The sub-city has been planned for an environment of convenience containing essential facilities and services at different levels—mainly health, education, hotel, safety and security, cultural, and communication, etc. Two malls recently opened, one at the Dwarka Sector 21 Metro Station and another near the Dwarka Sector 14 Metro Station.

==Education==

The sub-city is well-equipped with multiple elementary and higher secondary schools.

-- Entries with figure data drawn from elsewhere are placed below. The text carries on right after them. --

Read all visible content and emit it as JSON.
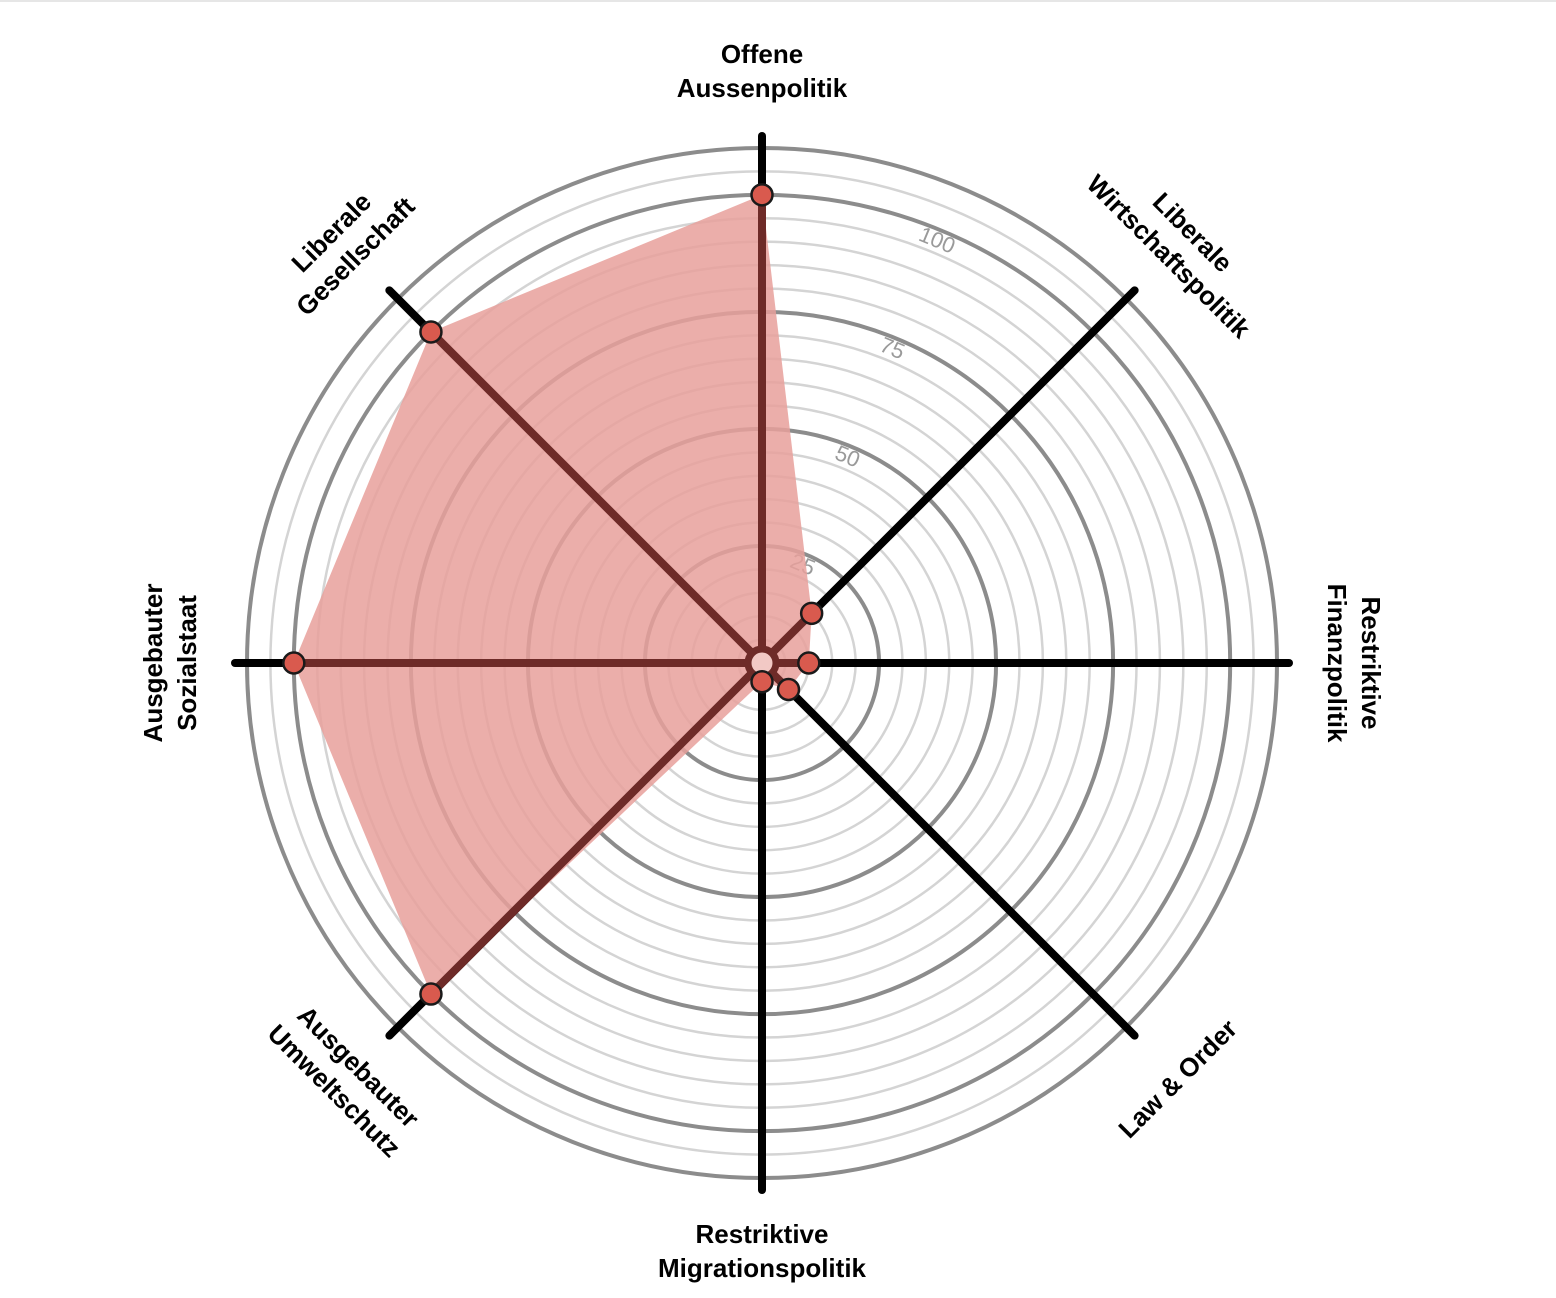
{
  "chart_data": {
    "type": "radar",
    "title": "",
    "rmax": 110,
    "ring_step": 5,
    "major_ticks": [
      25,
      50,
      75,
      100
    ],
    "axes": [
      {
        "lines": [
          "Offene",
          "Aussenpolitik"
        ],
        "value": 100
      },
      {
        "lines": [
          "Liberale",
          "Wirtschaftspolitik"
        ],
        "value": 15
      },
      {
        "lines": [
          "Restriktive",
          "Finanzpolitik"
        ],
        "value": 10
      },
      {
        "lines": [
          "Law & Order"
        ],
        "value": 8
      },
      {
        "lines": [
          "Restriktive",
          "Migrationspolitik"
        ],
        "value": 4
      },
      {
        "lines": [
          "Ausgebauter",
          "Umweltschutz"
        ],
        "value": 100
      },
      {
        "lines": [
          "Ausgebauter",
          "Sozialstaat"
        ],
        "value": 100
      },
      {
        "lines": [
          "Liberale",
          "Gesellschaft"
        ],
        "value": 100
      }
    ],
    "colors": {
      "fill": "#e8a09b",
      "marker": "#d95a4e",
      "spoke": "#000000",
      "grid_major": "#8c8c8c",
      "grid_minor": "#d4d4d4",
      "center": "#f2c9c5"
    }
  }
}
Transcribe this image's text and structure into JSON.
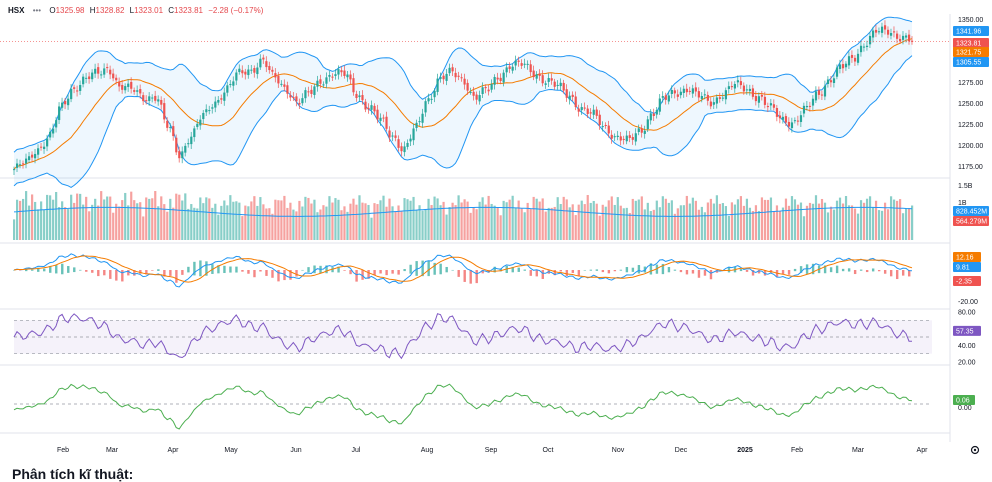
{
  "ohlc_header": {
    "symbol": "HSX",
    "open_label": "O",
    "open": "1325.98",
    "high_label": "H",
    "high": "1328.82",
    "low_label": "L",
    "low": "1323.01",
    "close_label": "C",
    "close": "1323.81",
    "change": "−2.28 (−0.17%)"
  },
  "section_heading": "Phân tích kĩ thuật:",
  "settings_icon": "gear-icon",
  "colors": {
    "up": "#26a69a",
    "down": "#ef5350",
    "band": "#2196f3",
    "ma": "#f57c00",
    "rsi": "#7e57c2",
    "osc": "#4caf50"
  },
  "chart_data": {
    "type": "candlestick",
    "x_ticks": [
      "Feb",
      "Mar",
      "Apr",
      "May",
      "Jun",
      "Jul",
      "Aug",
      "Sep",
      "Oct",
      "Nov",
      "Dec",
      "2025",
      "Feb",
      "Mar",
      "Apr"
    ],
    "price_pane": {
      "y_ticks": [
        "1350.00",
        "1325.00",
        "1300.00",
        "1275.00",
        "1250.00",
        "1225.00",
        "1200.00",
        "1175.00"
      ],
      "ylim": [
        1165,
        1352
      ],
      "overlays": [
        "bollinger_upper",
        "bollinger_lower",
        "moving_average"
      ],
      "series": [
        {
          "name": "close",
          "values": [
            1172,
            1180,
            1196,
            1212,
            1245,
            1268,
            1280,
            1285,
            1292,
            1270,
            1266,
            1258,
            1258,
            1222,
            1190,
            1212,
            1235,
            1252,
            1268,
            1285,
            1290,
            1302,
            1280,
            1268,
            1252,
            1262,
            1278,
            1286,
            1284,
            1262,
            1246,
            1230,
            1212,
            1196,
            1220,
            1255,
            1280,
            1286,
            1278,
            1258,
            1265,
            1282,
            1296,
            1296,
            1287,
            1278,
            1270,
            1260,
            1244,
            1236,
            1222,
            1210,
            1205,
            1218,
            1238,
            1255,
            1264,
            1268,
            1258,
            1252,
            1262,
            1272,
            1268,
            1258,
            1244,
            1232,
            1228,
            1242,
            1262,
            1278,
            1292,
            1305,
            1322,
            1335,
            1337,
            1330,
            1324
          ]
        }
      ],
      "markers": [
        {
          "value": 1341.96,
          "label": "1341.96",
          "color": "#2196f3"
        },
        {
          "value": 1323.81,
          "label": "1323.81",
          "color": "#ef5350"
        },
        {
          "value": 1321.75,
          "label": "1321.75",
          "color": "#f57c00"
        },
        {
          "value": 1305.55,
          "label": "1305.55",
          "color": "#2196f3"
        }
      ]
    },
    "volume_pane": {
      "y_ticks": [
        "1.5B",
        "1B"
      ],
      "markers": [
        {
          "label": "828.452M",
          "color": "#2196f3"
        },
        {
          "label": "564.279M",
          "color": "#ef5350"
        }
      ]
    },
    "macd_pane": {
      "y_ticks": [
        "-20.00"
      ],
      "markers": [
        {
          "label": "12.16",
          "color": "#f57c00"
        },
        {
          "label": "9.81",
          "color": "#2196f3"
        },
        {
          "label": "-2.35",
          "color": "#ef5350"
        }
      ]
    },
    "rsi_pane": {
      "y_ticks": [
        "80.00",
        "40.00",
        "20.00"
      ],
      "ylim": [
        20,
        80
      ],
      "bands": [
        70,
        50,
        30
      ],
      "markers": [
        {
          "value": 57.35,
          "label": "57.35",
          "color": "#7e57c2"
        }
      ]
    },
    "osc_pane": {
      "y_ticks": [
        "0.00"
      ],
      "markers": [
        {
          "label": "0.06",
          "color": "#4caf50"
        }
      ]
    }
  }
}
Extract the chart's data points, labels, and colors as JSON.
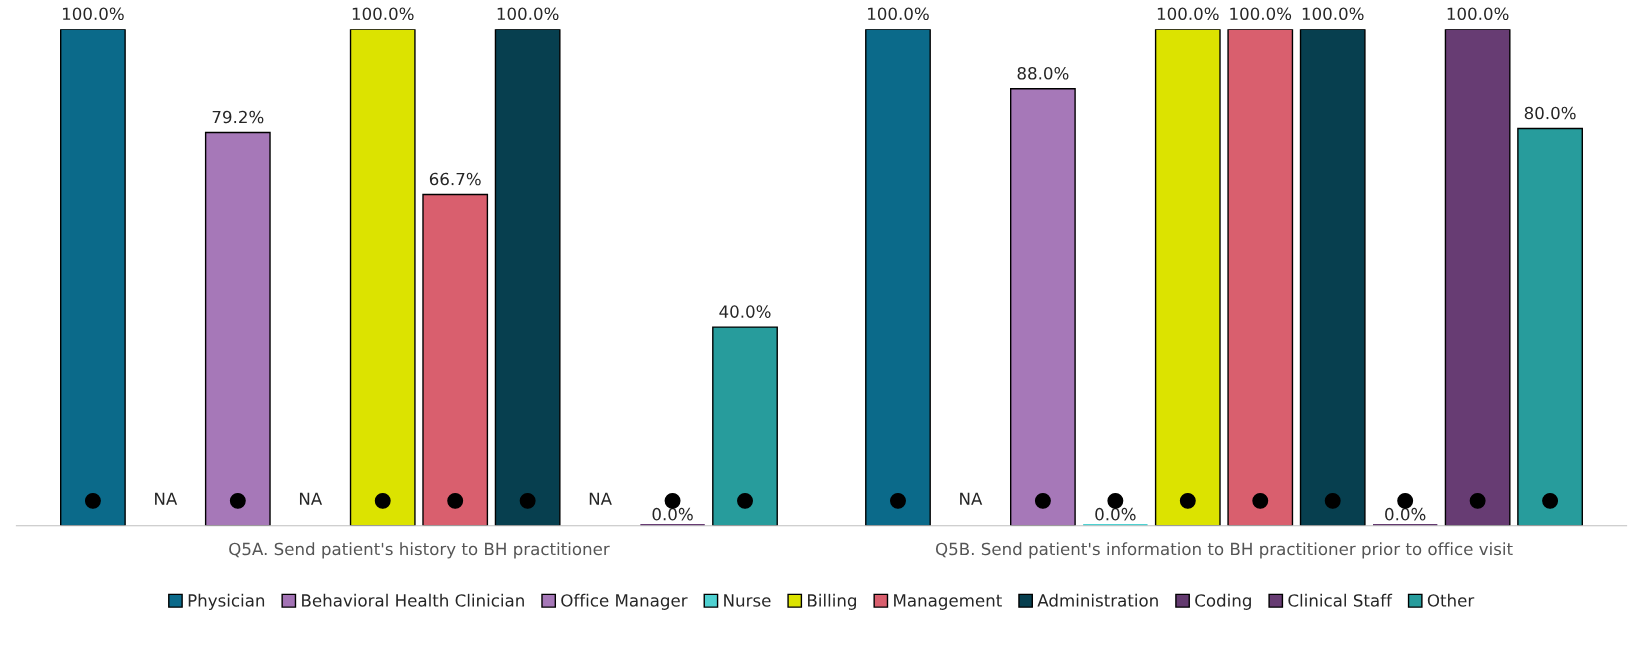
{
  "chart_data": {
    "type": "bar",
    "categories": [
      "Q5A. Send patient's history to BH practitioner",
      "Q5B. Send patient's information to BH practitioner prior to office visit"
    ],
    "ylim": [
      0,
      100
    ],
    "tick_labels": "x",
    "legend": "bottom",
    "grid": false,
    "marker": "circle",
    "series": [
      {
        "name": "Physician",
        "color": "#0b6a8a",
        "values": [
          100,
          100
        ],
        "value_labels": [
          "100.0%",
          "100.0%"
        ]
      },
      {
        "name": "Behavioral Health Clinician",
        "color": "#a373b5",
        "values": [
          null,
          null
        ],
        "value_labels": [
          "NA",
          "NA"
        ]
      },
      {
        "name": "Office Manager",
        "color": "#a678b8",
        "values": [
          79.2,
          88.0
        ],
        "value_labels": [
          "79.2%",
          "88.0%"
        ]
      },
      {
        "name": "Nurse",
        "color": "#4fd1d1",
        "values": [
          null,
          0
        ],
        "value_labels": [
          "NA",
          "0.0%"
        ]
      },
      {
        "name": "Billing",
        "color": "#dce300",
        "values": [
          100,
          100
        ],
        "value_labels": [
          "100.0%",
          "100.0%"
        ]
      },
      {
        "name": "Management",
        "color": "#d95f6e",
        "values": [
          66.7,
          100
        ],
        "value_labels": [
          "66.7%",
          "100.0%"
        ]
      },
      {
        "name": "Administration",
        "color": "#073f4f",
        "values": [
          100,
          100
        ],
        "value_labels": [
          "100.0%",
          "100.0%"
        ]
      },
      {
        "name": "Coding",
        "color": "#633a6f",
        "values": [
          null,
          0
        ],
        "value_labels": [
          "NA",
          "0.0%"
        ]
      },
      {
        "name": "Clinical Staff",
        "color": "#673c73",
        "values": [
          0,
          100
        ],
        "value_labels": [
          "0.0%",
          "100.0%"
        ]
      },
      {
        "name": "Other",
        "color": "#279c9c",
        "values": [
          40.0,
          80.0
        ],
        "value_labels": [
          "40.0%",
          "80.0%"
        ]
      }
    ]
  }
}
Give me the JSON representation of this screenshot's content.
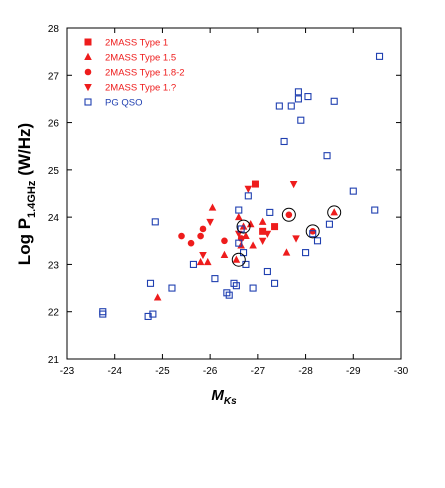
{
  "chart_data": {
    "type": "scatter",
    "xlabel": "M",
    "xlabel_sub": "Ks",
    "ylabel": "Log P",
    "ylabel_sub": "1.4GHz",
    "ylabel_unit": "(W/Hz)",
    "xlim": [
      -23,
      -30
    ],
    "ylim": [
      21,
      28
    ],
    "x_ticks": [
      -23,
      -24,
      -25,
      -26,
      -27,
      -28,
      -29,
      -30
    ],
    "y_ticks": [
      21,
      22,
      23,
      24,
      25,
      26,
      27,
      28
    ],
    "grid": false,
    "legend_position": "top-left",
    "colors": {
      "red": "#ee1c1c",
      "blue": "#1f3fb0"
    },
    "series": [
      {
        "name": "2MASS Type 1",
        "marker": "square",
        "color": "#ee1c1c",
        "points": [
          [
            -26.95,
            24.7
          ],
          [
            -27.35,
            23.8
          ],
          [
            -27.1,
            23.7
          ]
        ]
      },
      {
        "name": "2MASS Type 1.5",
        "marker": "triangle-up",
        "color": "#ee1c1c",
        "points": [
          [
            -24.9,
            22.3
          ],
          [
            -25.8,
            23.05
          ],
          [
            -25.95,
            23.05
          ],
          [
            -26.05,
            24.2
          ],
          [
            -26.3,
            23.2
          ],
          [
            -26.55,
            23.1
          ],
          [
            -26.6,
            24.0
          ],
          [
            -26.65,
            23.4
          ],
          [
            -26.75,
            23.6
          ],
          [
            -26.85,
            23.85
          ],
          [
            -26.9,
            23.4
          ],
          [
            -27.1,
            23.9
          ],
          [
            -27.6,
            23.25
          ],
          [
            -28.6,
            24.1
          ],
          [
            -26.7,
            23.8
          ]
        ]
      },
      {
        "name": "2MASS Type 1.8-2",
        "marker": "circle",
        "color": "#ee1c1c",
        "points": [
          [
            -25.4,
            23.6
          ],
          [
            -25.6,
            23.45
          ],
          [
            -25.8,
            23.6
          ],
          [
            -25.85,
            23.75
          ],
          [
            -26.3,
            23.5
          ],
          [
            -26.65,
            23.55
          ],
          [
            -27.65,
            24.05
          ],
          [
            -28.15,
            23.7
          ]
        ]
      },
      {
        "name": "2MASS Type 1.?",
        "marker": "triangle-down",
        "color": "#ee1c1c",
        "points": [
          [
            -25.85,
            23.2
          ],
          [
            -26.0,
            23.9
          ],
          [
            -26.8,
            24.6
          ],
          [
            -27.1,
            23.5
          ],
          [
            -27.75,
            24.7
          ],
          [
            -27.8,
            23.55
          ],
          [
            -27.2,
            23.65
          ],
          [
            -26.6,
            23.65
          ]
        ]
      },
      {
        "name": "PG QSO",
        "marker": "open-square",
        "color": "#1f3fb0",
        "points": [
          [
            -23.75,
            21.95
          ],
          [
            -23.75,
            22.0
          ],
          [
            -24.7,
            21.9
          ],
          [
            -24.75,
            22.6
          ],
          [
            -24.85,
            23.9
          ],
          [
            -24.8,
            21.95
          ],
          [
            -25.2,
            22.5
          ],
          [
            -25.65,
            23.0
          ],
          [
            -26.1,
            22.7
          ],
          [
            -26.35,
            22.4
          ],
          [
            -26.4,
            22.35
          ],
          [
            -26.5,
            22.6
          ],
          [
            -26.6,
            24.15
          ],
          [
            -26.55,
            22.55
          ],
          [
            -26.6,
            23.45
          ],
          [
            -26.65,
            23.75
          ],
          [
            -26.7,
            23.25
          ],
          [
            -26.75,
            23.0
          ],
          [
            -26.8,
            24.45
          ],
          [
            -26.9,
            22.5
          ],
          [
            -27.2,
            22.85
          ],
          [
            -27.25,
            24.1
          ],
          [
            -27.35,
            22.6
          ],
          [
            -27.45,
            26.35
          ],
          [
            -27.55,
            25.6
          ],
          [
            -27.7,
            26.35
          ],
          [
            -27.85,
            26.5
          ],
          [
            -27.85,
            26.65
          ],
          [
            -27.9,
            26.05
          ],
          [
            -28.0,
            23.25
          ],
          [
            -28.05,
            26.55
          ],
          [
            -28.15,
            23.65
          ],
          [
            -28.25,
            23.5
          ],
          [
            -28.45,
            25.3
          ],
          [
            -28.5,
            23.85
          ],
          [
            -28.6,
            26.45
          ],
          [
            -29.0,
            24.55
          ],
          [
            -29.45,
            24.15
          ],
          [
            -29.55,
            27.4
          ]
        ]
      }
    ],
    "circled_points": [
      [
        -26.6,
        23.1
      ],
      [
        -26.7,
        23.8
      ],
      [
        -27.65,
        24.05
      ],
      [
        -28.15,
        23.7
      ],
      [
        -28.6,
        24.1
      ]
    ]
  }
}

===Universities and colleges===
Faculty of Law, University of Delhi is planning a new campus in Dwarka and will build hostels for students and residential quarters for staff members.

National Law University, Delhi and Netaji Subhas University of Technology are located in Dwarka. Guru Gobind Singh Indraprastha University has its main campus in Dwarka Sector 16-C, housing the University School of Law and Legal Studies and University School of Management Studies, among others. The university has around 120 affiliated colleges in the NCR.

Engineering and law institutes in Dwarka include Bhaskaracahrya College of Applied Sciences, University School of Chemical Technology, (GGSIPU) University School of Information, Communication and Technology (GGSIPU), Deen Dayal Upadhyaya College, Guru Gobind Singh Indraprastha University, Lal Bahadur Shastri Institute of Management, and National Law University, Delhi.